What Are SMART Metrics?

  • Specific: Specific metrics are clear and well-defined. Both the grantee and the grantor know what is expected and the grantor is able to monitor and assess actual performance against specificmetrics.
  • Measurable: Progress toward metrics is monitored while work is underway. A measurable metric, tracked by the nonprofit shows when work has been done and a metric is achieved.
  • Achievable: Achievable metrics ensure that everything is in place to meet the metric. If the grantee does not reach their goals they need to be able to explain why.
  • Realistic: Metrics should be realistic. A metric may have a dependency such as particular skills, access to resources (computers, tools, etc.), or access to key people and management support. Realistic metrics take these dependencies into account.
  • Timely: Descriptions of metrics should include timelines, showing what is required, when. This may include details of delivery, stating (if relevant) where metrics are to be completed.
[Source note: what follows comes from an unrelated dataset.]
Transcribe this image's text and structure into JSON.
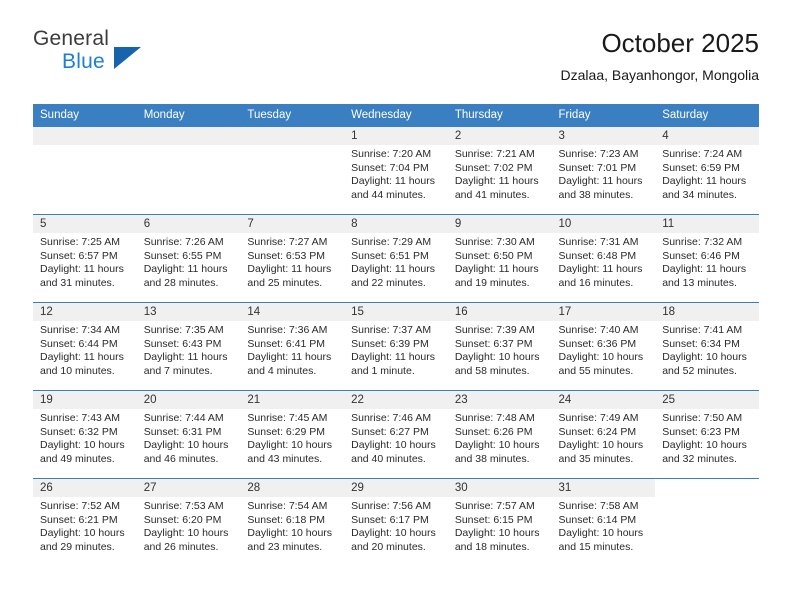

Giving a time line adds appropriate sense of urgency and ensures that the metrics do not dribble out over an unreasonably long period.

Examples of SMART Metrics

  • In Year 1 we will serve at least 1,700 children and youth; 500 in Renaissance Village, and 1,200 in four elementary/middle schools.
  • In 2006-07, the number of Hispanic students participating rose to 5592, an increase of 61%. The target for 2007-08 is 7500 Hispanic students or an additional gain of 34%.
  • Staff to client ratio improves from 1:35 to 1:50, with a stretch goal of 1:70 by the end of 2009.
  • Reach 460 schools and 84,000 students in 2008; and 770 schools and 134,000 students in 2009

Example of metrics that are not SMART

  • Better communication.
  • Children will be safer, happier and have positive attitudes about their experience in schools and transitional communities
  • Our measurement involves a structure by which each team sets goals, outcomes and benchmarks, which are then visited and re-evaluated throughout the year on a quarterly basis.